Wednesday, October 19, 2011

I am listening to you dear boy...

I hate that it's sometimes so easy to miss things that are right in front of my face. For a long time now Pollito has been telling me (not in so many words) that he needs to be near me and closely supervised. I ignored it and just refused to listen. So he screamed louder and louder with behaviors that were worsening by the minute.

Last week I (finally) put my foot down after the umpteenth time of his willfully destroying something.  I told him I heard him! I heard that he didn't want to play in the play area unsupervised. I heard that he didn't want to play outside unsupervised. I heard that he didn't want/know how to be nice to younger children if he wasn't supervised. I heard that if he was told to be mindful of something, it was an invitation that he break it, damage it, destroy it,  or get it stuck in something. I heard that he needed to be near me at all times.

Then I took away "everything." Playing outside with the toys. Playing inside with the toys. Playing with the other children. For a week. It doesn't matter what he did or if the offenses meet the "punishment." (They do and they don't. ) It matters that I took advantage of an opportunity to make his world a little smaller (which I actually didn't think was possible) and take away the anxiety that all those choices, all that responsibility, all that "choice" creates for this little boy.

It has been a week (and he asked for me to extend it until this weekend by telling me that if I let him play in the play area he was going to break something of Milagro's) and he has had the BEST WEEK EVER in homeschooling. He has finally learned his numbers up to 35 and can write them accurately without looking. He remembers how to write his first AND last name. His handwriting has improved. His drawing and coloring are absolutely breath-taking. His decoding includes actually remembering consonant blends--th, sh, ch, bl, st, etc. and the sounds that oo, ou, ow, aw, au, and ing make. When he sits with his books to "read" he actually tries to sound out the words and remembers most of the words he knows.  When he plays on his mat with a few choice toys he mostly plays with them appropriately. His voice stays in the normal range for volume AND we actually understand his speech a whole lot better.  Most importantly, he seems happier. Yes, we still get the defiance and the opposition. Yes, he still tries to do the opposite of what he is asked. Yes, he still pouts and cries when there's a big transition (like bedtime) but it is so much better. And he is genuinely smiling more often.  Today he happily did  Corazon's chores because she isn't doing so well and he smiled all day long.

He was letting me know that he needed ME. I have resisted this with all of my being because he doesn't have RAD. Yes, he has some attachment issues and probably some form of ODD coupled with language development challenges. But since my other two with RAD need CONSTANT supervision and monitoring, I had let this go on for way too long. So now we are making his world a whole lot smaller and we are making gains quickly and steadily.
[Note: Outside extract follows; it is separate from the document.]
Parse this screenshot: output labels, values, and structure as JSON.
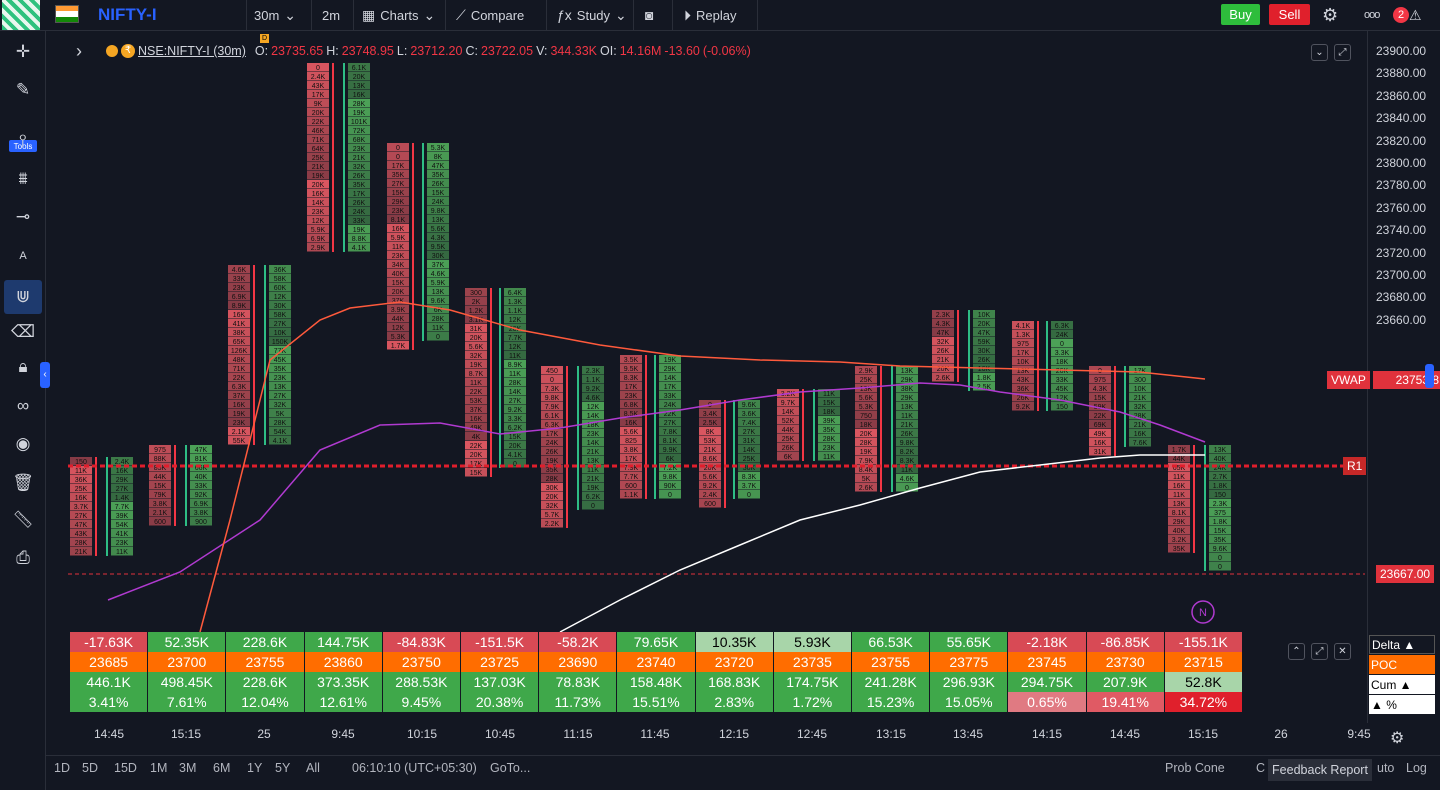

I hate it when I don't listen to what my kids are really saying.

Lesson learned.

Again.

4 comments:

matryoshka said...

I also see a difference when the world becomes smaller. Jupiter's world got smaller this week when on Monday she pushed over a one yar old in the morning and, when I arrived to pick her up in the afternoon, was in the throes of a screaming, door slamming, throwing dishes hissyfit. So she didn't go back to her normal afterschool care for the rest of the week at my decision. And no one gets it. And in fact the other parent that witnessed the screaming throwing hissyfit wanted to know yesterday why Jupiter wasn't there. And I couldn't figure out why she even wondered why. Unfortunately it's difficult to make her world as small as it really NEEDS to be. Which I envision as something similar to what you describe in your post. Birthday this weekend...and holidays incoming. I expect more shrinking will be necessary.

Dia por Dia said...

matryoshka,
It probably is necessary to make it super small but people don't understand. I think I especially neglect listening to his needs because the other kids issues are so HUGE and his stay in a "normal" range or at least not as overwhelming. That doesn't serve any of us. I have seen so much progress in my oldest when we really took it down to almost nothing and slowly let him regroup and begin anew. That's so not possible in the real world especially if one works and has school etc. When I first got the kids I worked full time and was a PhD student. I had 3 kids with attachment issues and a newborn and even with help there was no way for us to give them what they needed until I became a stay at home parent. Even then, the homeschooling was what made it possible to make their worlds as small as they needed to be. I hear you and I think you do the best you can and keep them super close when you are around them. It helps.

Tee said...

Though my 11 y/o doesn't have RAD, this is a great reminder that sometimes the best thing we can do is "make his world a little smaller." For kids with trauma, anxiety, etc - This is so key. Thank you - I needed that reminder.

Dia por Dia said...

Tee,
You are welcome. I need the reminder often and I am starting to think it is true for many kids without trauma too!